Я лишь предупредил его:

— Тогда будьте осторожнее, инспектор. Не обожгитесь…

И сел в свой бронированный Паккард.

Напротив офиса, согреваясь, прыгал на снегу уже знакомый мне мужчина. Я вышел из авто и удивлённо уставился на него. Кислов же стоял чуть впереди, готовый в случае чего, ринуться в бой.

— Мистер Марсо? Какая неожиданность… — бросил я, глядя на чиновника бюро по делам детей Нью-Йорка, — Какими судьбами?

На Дина было жалко смотреть. От былой спеси не осталось и следа.

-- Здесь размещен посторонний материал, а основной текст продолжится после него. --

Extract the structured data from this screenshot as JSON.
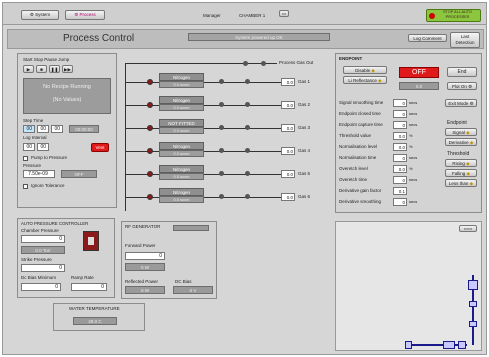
{
  "header": {
    "system_label": "System",
    "process_label": "Process",
    "manager_label": "Manager",
    "chamber": "CHAMBER 1",
    "stop_label": "STOP ALL AUTO PROCESSES"
  },
  "process": {
    "title": "Process Control",
    "status_banner": "System powered up OK",
    "log_comment": "Log Comment",
    "last_detection": "Last Detection"
  },
  "recipe": {
    "controls_label": "Start  Stop  Pause  Jump",
    "status": "No Recipe Running",
    "subtitle": "(No Values)",
    "step_time_label": "Step Time",
    "step_time": [
      "00",
      "00",
      "00"
    ],
    "step_time_total": "00:00:00",
    "log_interval_label": "Log Interval",
    "log_interval": [
      "00",
      "00"
    ],
    "vent_label": "Vent",
    "pump_label": "Pump to Pressure",
    "pressure_label": "Pressure",
    "pressure_value": "7.50e-09",
    "pressure_state": "OFF",
    "ignore_label": "Ignore Tolerance"
  },
  "gas": {
    "process_out": "Process Gas Out",
    "rows": [
      {
        "name": "Nitrogen",
        "flow": "0.0 sccm",
        "value": "0.0",
        "label": "Gas 1"
      },
      {
        "name": "Nitrogen",
        "flow": "0.0 sccm",
        "value": "0.0",
        "label": "Gas 2"
      },
      {
        "name": "NOT FITTED",
        "flow": "0.0 sccm",
        "value": "0.0",
        "label": "Gas 3"
      },
      {
        "name": "Nitrogen",
        "flow": "0.0 sccm",
        "value": "0.0",
        "label": "Gas 4"
      },
      {
        "name": "Nitrogen",
        "flow": "0.0 sccm",
        "value": "0.0",
        "label": "Gas 5"
      },
      {
        "name": "Nitrogen",
        "flow": "0.0 sccm",
        "value": "0.0",
        "label": "Gas 6"
      }
    ]
  },
  "endpoint": {
    "title": "ENDPOINT",
    "disable": "Disable",
    "li_reflectance": "Li Reflectance",
    "off": "OFF",
    "end": "End",
    "plot_on": "Plot On",
    "reading": "0.0",
    "params": [
      {
        "name": "Signal smoothing time",
        "value": "0",
        "unit": "secs"
      },
      {
        "name": "Endpoint closed time",
        "value": "0",
        "unit": "secs"
      },
      {
        "name": "Endpoint capture time",
        "value": "0",
        "unit": "secs"
      },
      {
        "name": "Threshold value",
        "value": "0.0",
        "unit": "%"
      },
      {
        "name": "Normalisation level",
        "value": "0.0",
        "unit": "%"
      },
      {
        "name": "Normalisation time",
        "value": "0",
        "unit": "secs"
      },
      {
        "name": "Overetch level",
        "value": "0.0",
        "unit": "%"
      },
      {
        "name": "Overetch time",
        "value": "0",
        "unit": "secs"
      },
      {
        "name": "Derivative gain factor",
        "value": "0.1",
        "unit": ""
      },
      {
        "name": "Derivative smoothing",
        "value": "0",
        "unit": "secs"
      }
    ],
    "exit_mode": "Exit Mode",
    "endpoint_label": "Endpoint",
    "signal": "Signal",
    "derivative": "Derivative",
    "threshold_label": "Threshold",
    "rising": "Rising",
    "falling": "Falling",
    "less_than": "Less than"
  },
  "apc": {
    "title": "AUTO PRESSURE CONTROLLER",
    "chamber_pressure_label": "Chamber Pressure",
    "chamber_pressure": "0",
    "chamber_state": "0.0 Torr",
    "strike_label": "Strike Pressure",
    "strike_value": "0",
    "dc_bias_min_label": "Dc Bias Minimum",
    "dc_bias_min": "0",
    "ramp_rate_label": "Ramp Rate",
    "ramp_rate": "0"
  },
  "rf": {
    "title": "RF GENERATOR",
    "forward_label": "Forward Power",
    "forward_value": "0",
    "forward_state": "0 W",
    "reflected_label": "Reflected Power",
    "reflected_value": "0 W",
    "dc_bias_label": "DC Bias",
    "dc_bias_value": "0 V"
  },
  "water": {
    "title": "WATER TEMPERATURE",
    "value": "29.0 C"
  },
  "colors": {
    "panel": "#d3d3d3",
    "alarm_red": "#e01a1a",
    "stop_green": "#8cc63e"
  }
}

Он воровато оглядывался по сторонам и сутулился, кутаясь в поднятый воротник.

— Мистер Соколов… — он попытался нацепить на лицо маску деловитости, — Я хотел бы обсудить с вами некоторые… эээ… общие дела.

Я деланно удивился:

— Разве у нас такие есть?

— Вы же понимаете: о чём я… — поморщился Марсо и показал мне смятую газету с надписью на полях.

— Не понимаю, — усмехнулся я.

Он начал терять терпение:

— Мне хотелось бы поговорить без свидетелей, — он кивнул на Кислова, стоя́щего рядом и смотрящего на чиновника как на вошь, что угнездилась на солдатской шинели.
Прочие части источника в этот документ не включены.